İnsanın kendi korku ve endişeleriyle yüzleştiği yedi vadi,
Simurg’un yuvasına ulaşabilenlerin hiçbirşey bulamaması,
Aslında Simurg’un otuz kuş anlamına geldiğini anlamaları,
Hep kaçırdığımız o yolculuğun, ulaşmanın önüne geçişi,
Epik bir şiirsel dille anlatılır Simurg efsanesinde.
Kariyerine büyük bir İSTEK ile başlıyanın, o büyüye,
Herşeye aynı anda sahip olma isteğine kapıldığında,
Telef olup bir adım gidemediği ilk vadidir, İSTEK vadisi.
Kariyer yolculuğunun en yanıltıcı ikinci vadisi ‘AŞK’tır.

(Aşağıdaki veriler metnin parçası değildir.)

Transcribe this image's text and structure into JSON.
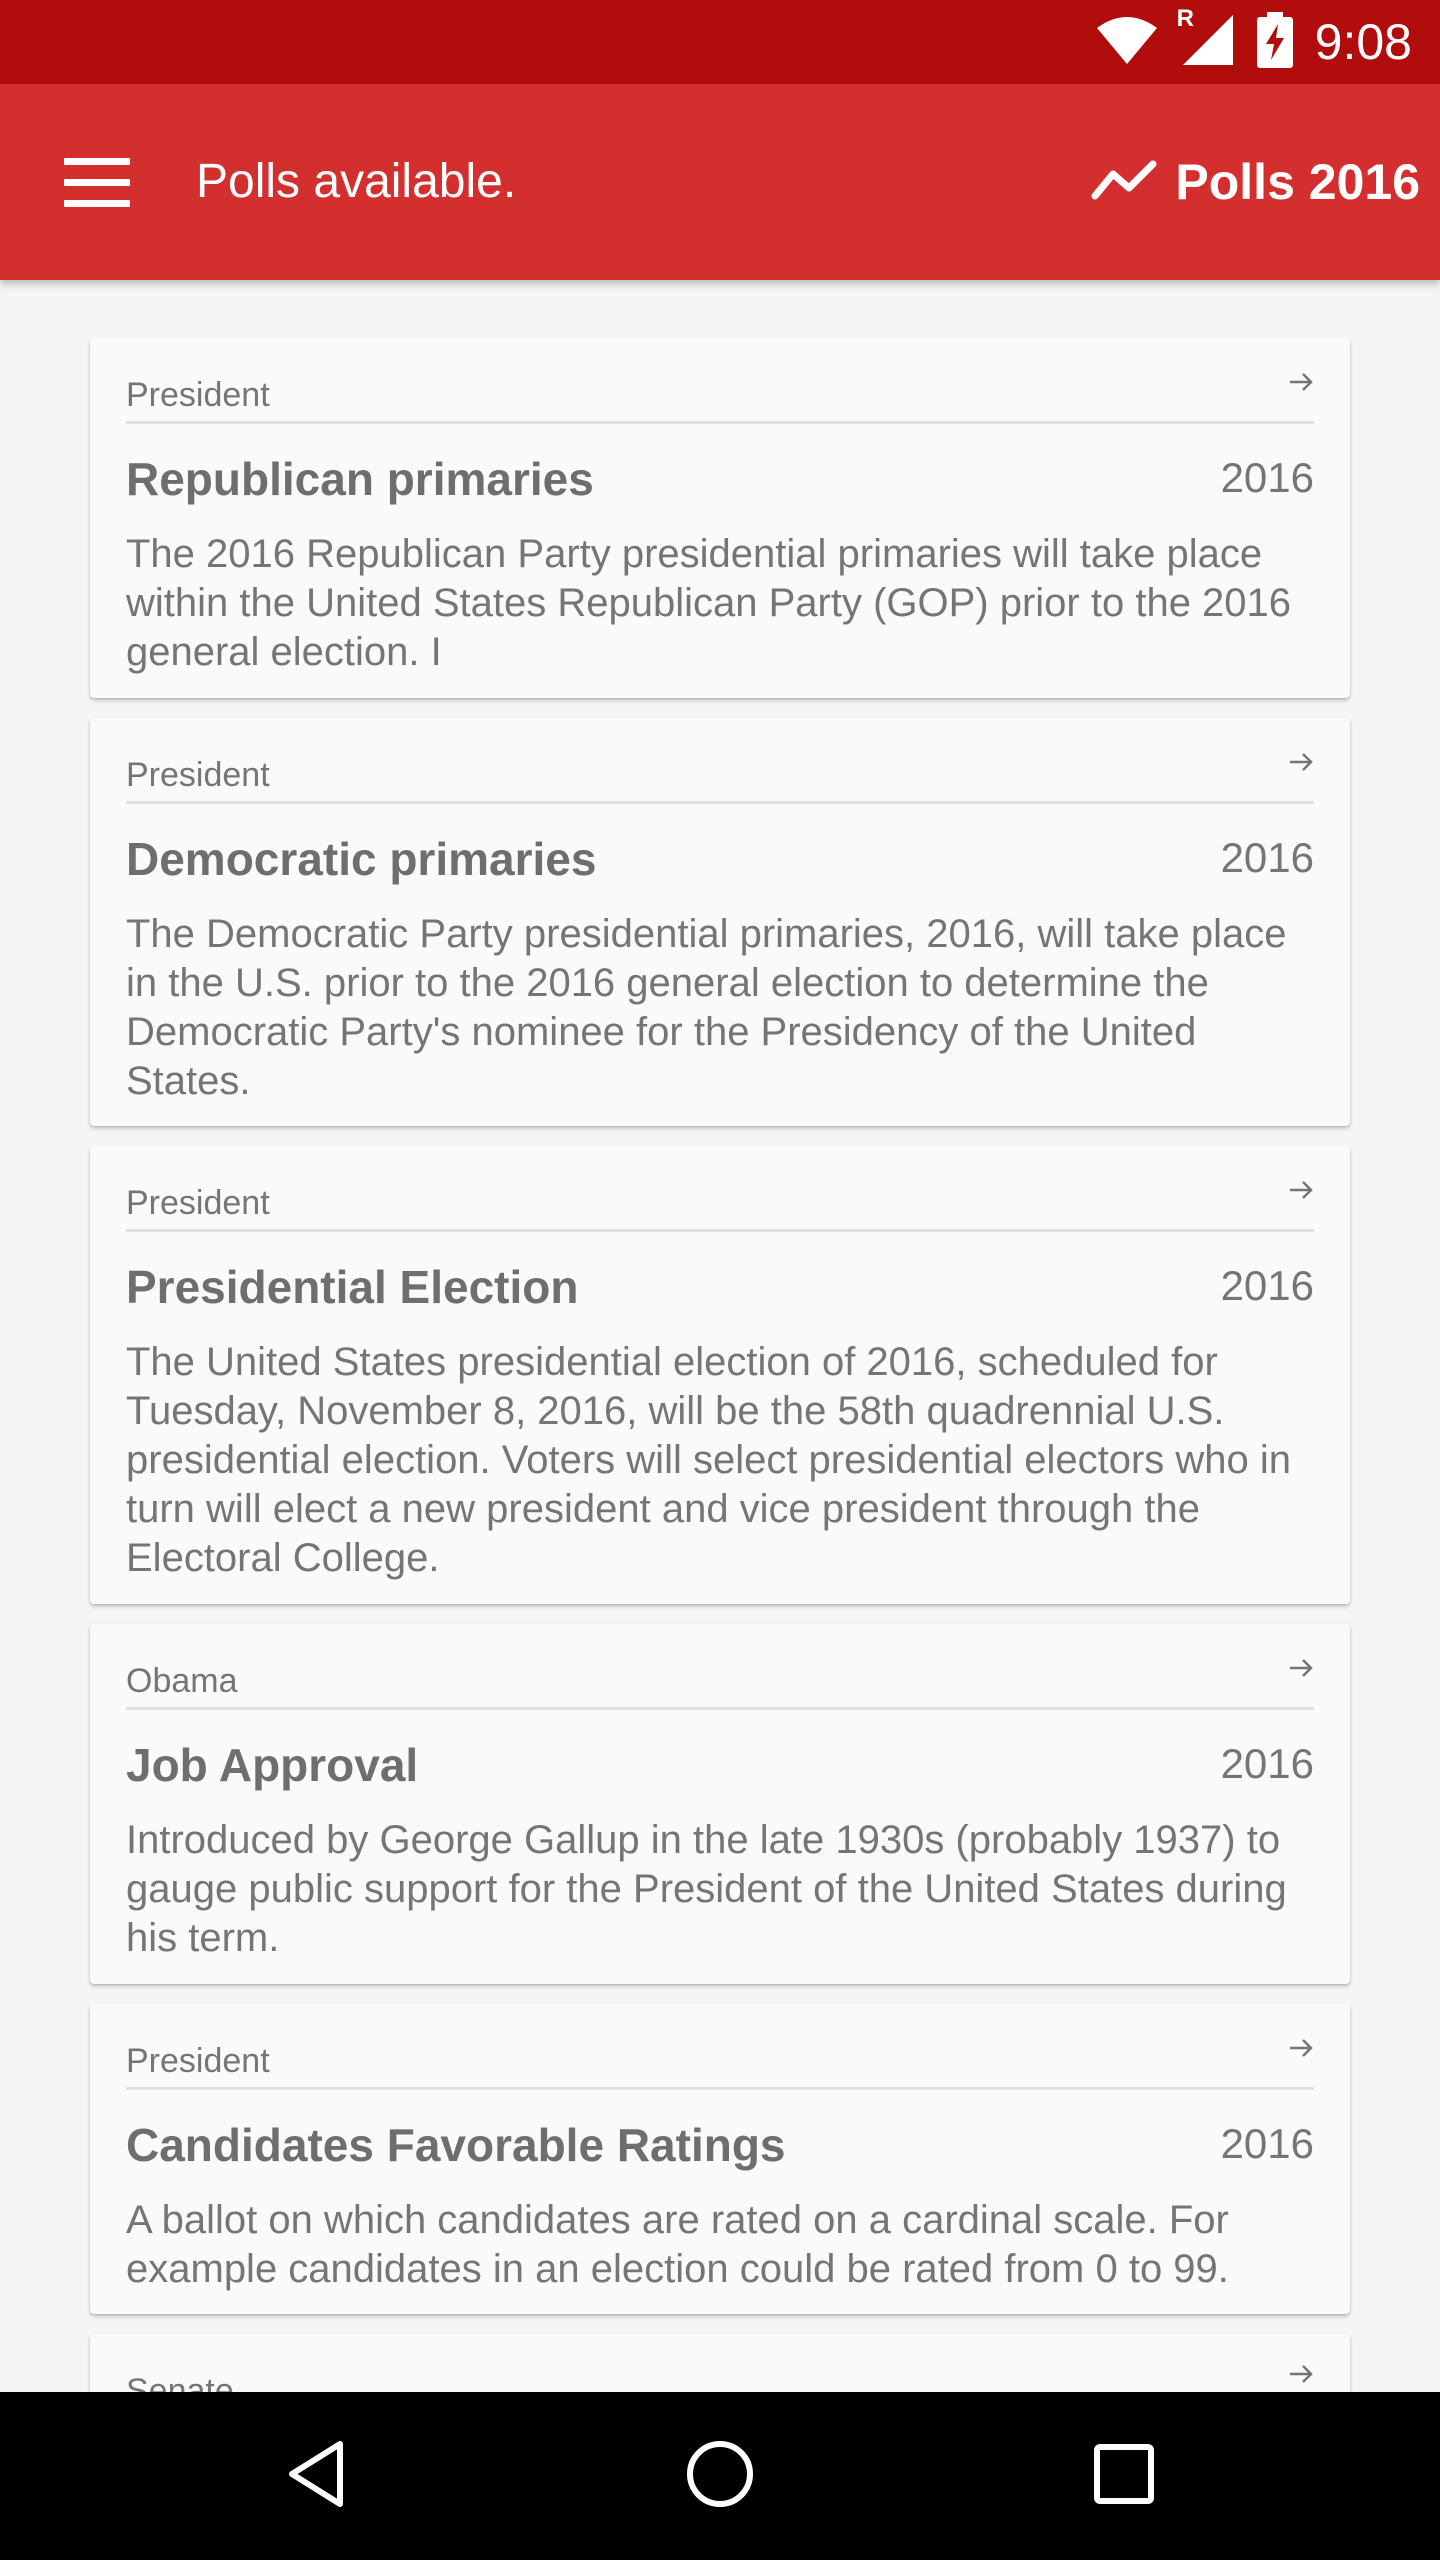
{
  "status_bar": {
    "time": "9:08",
    "icons": [
      "wifi-icon",
      "signal-icon",
      "battery-charging-icon"
    ],
    "roaming_label": "R"
  },
  "app_bar": {
    "title": "Polls available.",
    "action_label": "Polls 2016",
    "menu_icon": "hamburger-menu-icon",
    "action_icon": "trending-chart-icon",
    "color": "#d32f2f"
  },
  "polls": [
    {
      "category": "President",
      "title": "Republican primaries",
      "year": "2016",
      "description": "The 2016 Republican Party presidential primaries will take place within the United States Republican Party (GOP) prior to the 2016 general election. I"
    },
    {
      "category": "President",
      "title": "Democratic primaries",
      "year": "2016",
      "description": "The Democratic Party presidential primaries, 2016, will take place in the U.S. prior to the 2016 general election to determine the Democratic Party's nominee for the Presidency of the United States."
    },
    {
      "category": "President",
      "title": "Presidential Election",
      "year": "2016",
      "description": "The United States presidential election of 2016, scheduled for Tuesday, November 8, 2016, will be the 58th quadrennial U.S. presidential election. Voters will select presidential electors who in turn will elect a new president and vice president through the Electoral College."
    },
    {
      "category": "Obama",
      "title": "Job Approval",
      "year": "2016",
      "description": "Introduced by George Gallup in the late 1930s (probably 1937) to gauge public support for the President of the United States during his term."
    },
    {
      "category": "President",
      "title": "Candidates Favorable Ratings",
      "year": "2016",
      "description": "A ballot on which candidates are rated on a cardinal scale. For example candidates in an election could be rated from 0 to 99."
    },
    {
      "category": "Senate",
      "title": "",
      "year": "",
      "description": ""
    }
  ],
  "nav_bar": {
    "icons": [
      "back-icon",
      "home-icon",
      "recents-icon"
    ]
  }
}
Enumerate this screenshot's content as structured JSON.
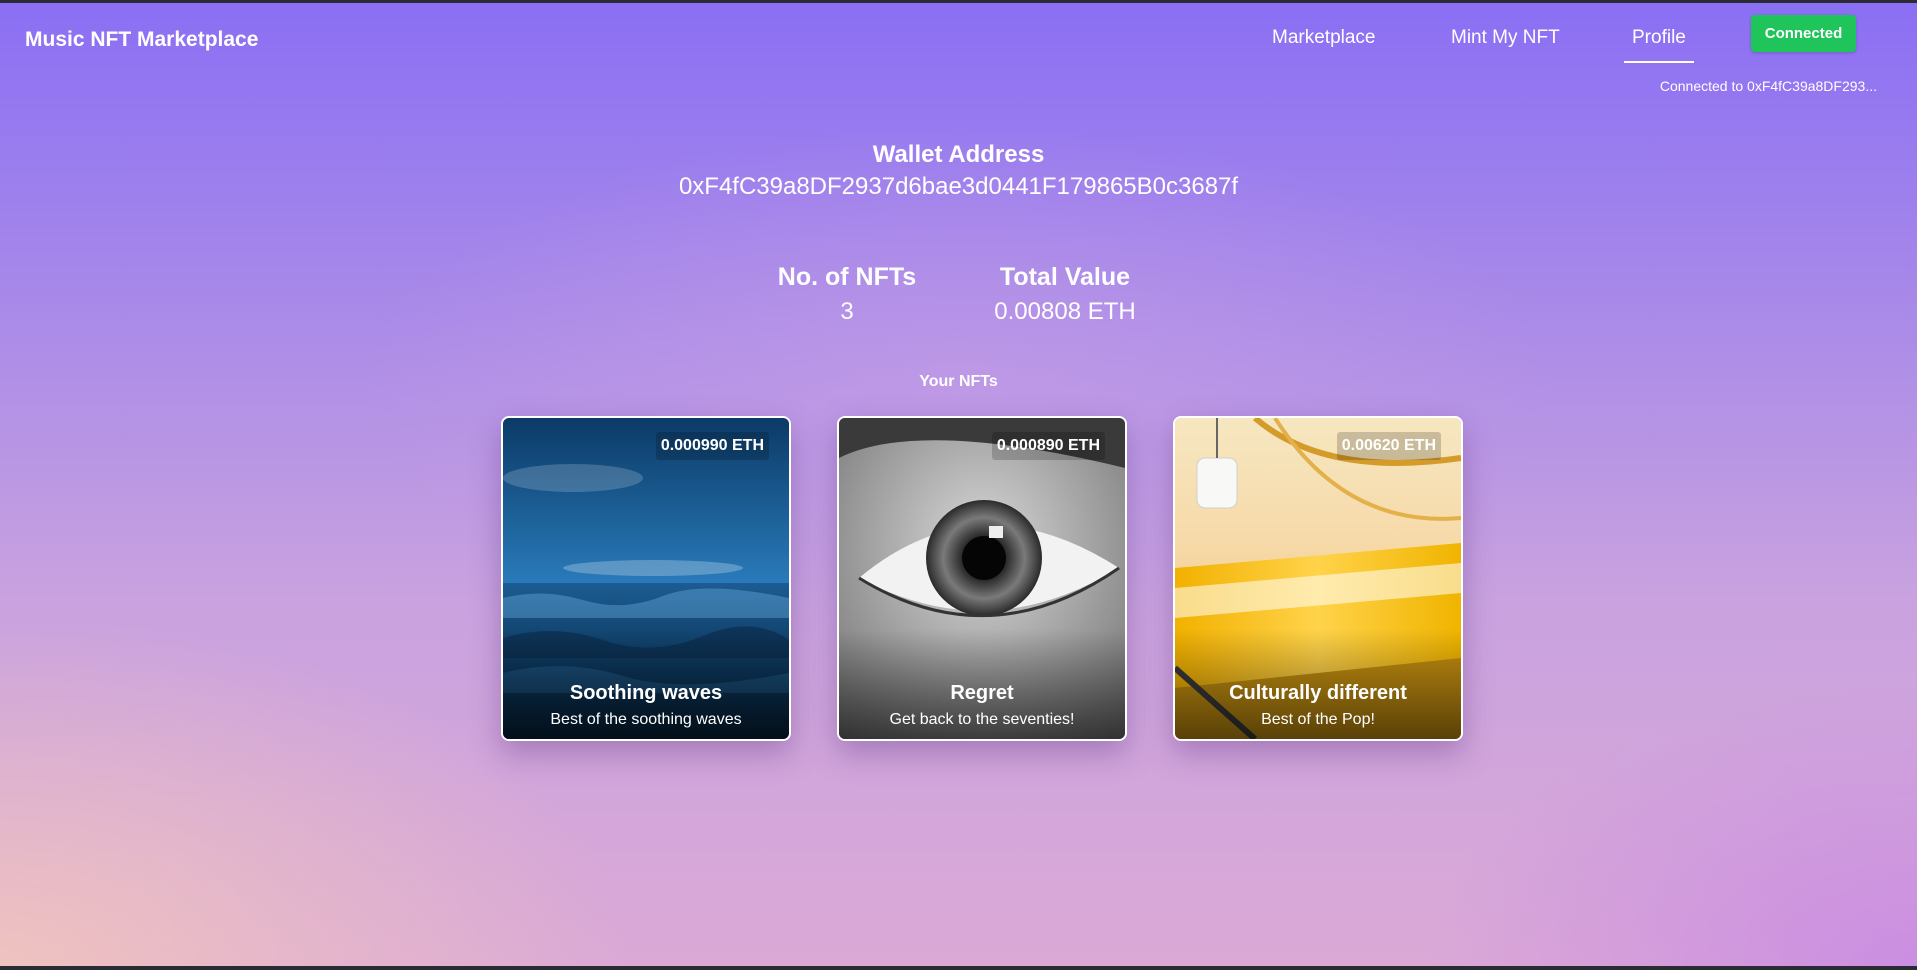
{
  "header": {
    "brand": "Music NFT Marketplace",
    "nav": [
      "Marketplace",
      "Mint My NFT",
      "Profile"
    ],
    "active_nav": "Profile",
    "connect_button": "Connected",
    "connected_text": "Connected to 0xF4fC39a8DF293..."
  },
  "wallet": {
    "title": "Wallet Address",
    "address": "0xF4fC39a8DF2937d6bae3d0441F179865B0c3687f"
  },
  "stats": {
    "nfts_label": "No. of NFTs",
    "nfts_value": "3",
    "value_label": "Total Value",
    "value_value": "0.00808 ETH"
  },
  "section_title": "Your NFTs",
  "nfts": [
    {
      "price": "0.000990 ETH",
      "title": "Soothing waves",
      "description": "Best of the soothing waves",
      "image": "ocean-waves"
    },
    {
      "price": "0.000890 ETH",
      "title": "Regret",
      "description": "Get back to the seventies!",
      "image": "black-white-eye"
    },
    {
      "price": "0.00620 ETH",
      "title": "Culturally different",
      "description": "Best of the Pop!",
      "image": "yellow-train-station"
    }
  ],
  "colors": {
    "accent_green": "#1fc45a",
    "gradient_top": "#8b6ff4",
    "gradient_bottom": "#dba9d6"
  }
}
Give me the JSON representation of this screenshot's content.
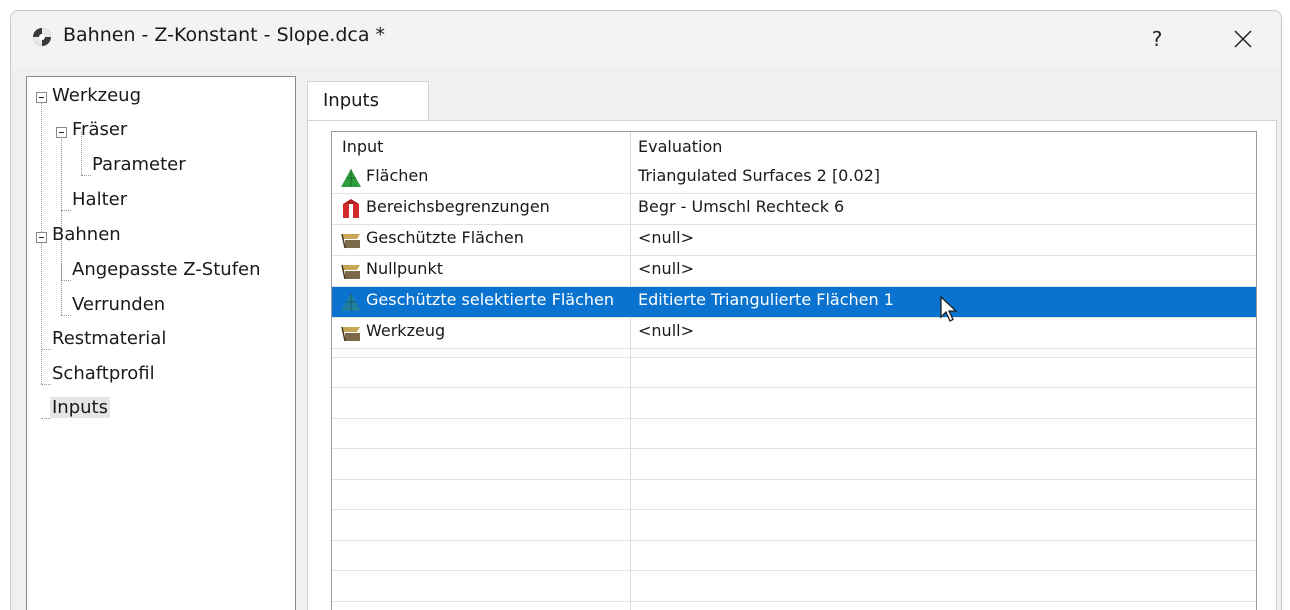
{
  "window": {
    "title": "Bahnen - Z-Konstant - Slope.dca *",
    "help_label": "?"
  },
  "tree": {
    "items": [
      {
        "label": "Werkzeug"
      },
      {
        "label": "Fräser"
      },
      {
        "label": "Parameter"
      },
      {
        "label": "Halter"
      },
      {
        "label": "Bahnen"
      },
      {
        "label": "Angepasste Z-Stufen"
      },
      {
        "label": "Verrunden"
      },
      {
        "label": "Restmaterial"
      },
      {
        "label": "Schaftprofil"
      },
      {
        "label": "Inputs"
      }
    ],
    "selected": "Inputs"
  },
  "tabs": [
    {
      "label": "Inputs"
    }
  ],
  "grid": {
    "columns": [
      "Input",
      "Evaluation"
    ],
    "rows": [
      {
        "input": "Flächen",
        "evaluation": "Triangulated Surfaces 2 [0.02]",
        "icon": "green-triangle-surface-icon"
      },
      {
        "input": "Bereichsbegrenzungen",
        "evaluation": "Begr - Umschl Rechteck 6",
        "icon": "boundary-icon"
      },
      {
        "input": "Geschützte Flächen",
        "evaluation": "<null>",
        "icon": "null-input-icon"
      },
      {
        "input": "Nullpunkt",
        "evaluation": "<null>",
        "icon": "null-input-icon"
      },
      {
        "input": "Geschützte selektierte Flächen",
        "evaluation": "Editierte Triangulierte Flächen 1",
        "icon": "teal-triangle-surface-icon"
      },
      {
        "input": "Werkzeug",
        "evaluation": "<null>",
        "icon": "null-input-icon"
      }
    ],
    "selected_row": 4
  },
  "colors": {
    "selection": "#0a73d0",
    "green_icon": "#2e9e3a",
    "red_icon": "#d42a2a",
    "teal_icon": "#1f7fa0"
  }
}
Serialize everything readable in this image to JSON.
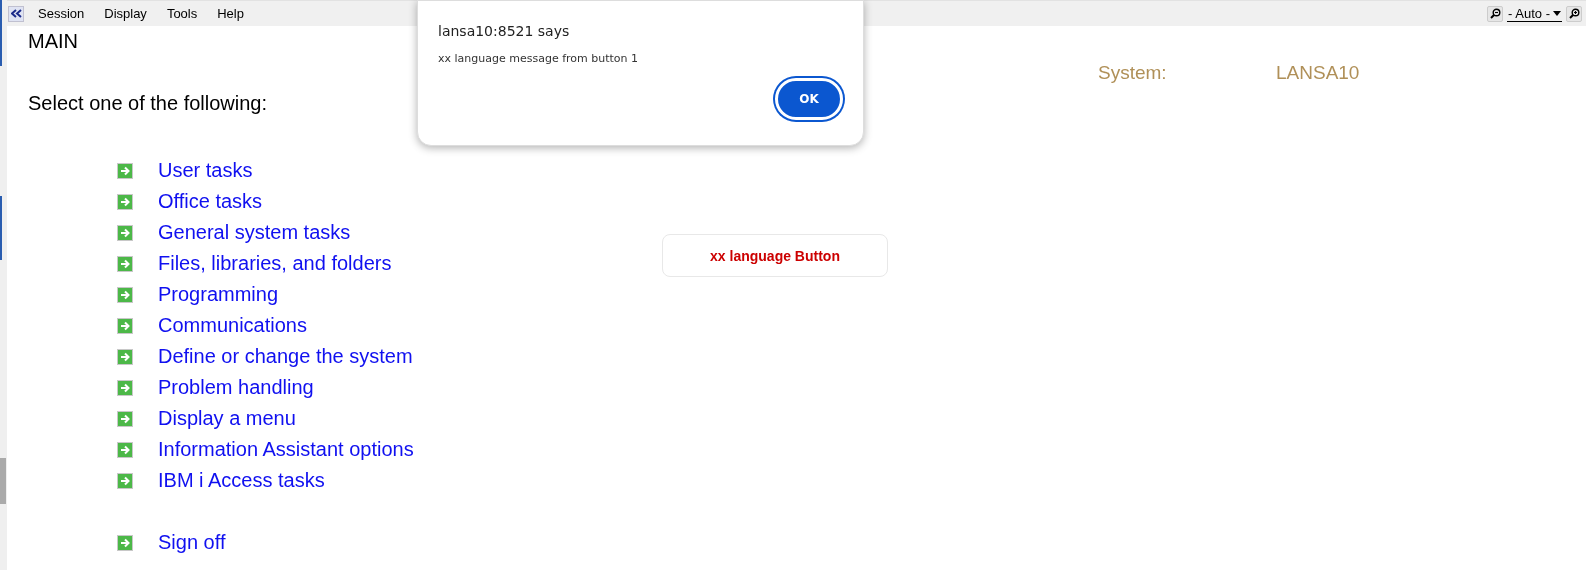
{
  "menu_bar": {
    "items": [
      "Session",
      "Display",
      "Tools",
      "Help"
    ],
    "zoom_select": "- Auto -"
  },
  "screen": {
    "title": "MAIN",
    "system_label": "System:",
    "system_value": "LANSA10",
    "prompt": "Select one of the following:",
    "options": [
      {
        "label": "User tasks"
      },
      {
        "label": "Office tasks"
      },
      {
        "label": "General system tasks"
      },
      {
        "label": "Files, libraries, and folders"
      },
      {
        "label": "Programming"
      },
      {
        "label": "Communications"
      },
      {
        "label": "Define or change the system"
      },
      {
        "label": "Problem handling"
      },
      {
        "label": "Display a menu"
      },
      {
        "label": "Information Assistant options"
      },
      {
        "label": "IBM i Access tasks"
      }
    ],
    "signoff": {
      "label": "Sign off"
    },
    "custom_button": "xx language Button"
  },
  "dialog": {
    "title": "lansa10:8521 says",
    "message": "xx language message from button 1",
    "button": "OK"
  }
}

Buğu ve sisler arasında hayran olduğumuz o zahirilikte,
Hazzın akla hükmü; taşımak yerine, yerine mıhlar ölümlüyü.
Sonra kuşların da çoğunun yoldan çıktığı bir vadi başlar ki,
KANAATKARLIKLA CEHALET arasındaki ince çizgide dökülürüz.
Kavrayamadıkça duyarsızlaşıp Simurg’u bile unuttuğumuz vadi.
İlk üç vadiyi geçebilen kariyer yolcusu için asıl işkence,
İNANÇSIZLIK vadisi denen artık kariyerin gereksizliğini,
Simurg’u asla bulamayacağımızı ve dönmemizi telkin eden,
Ancak, aşabilenin kariyerinde en büyük adımı attığı vadidir.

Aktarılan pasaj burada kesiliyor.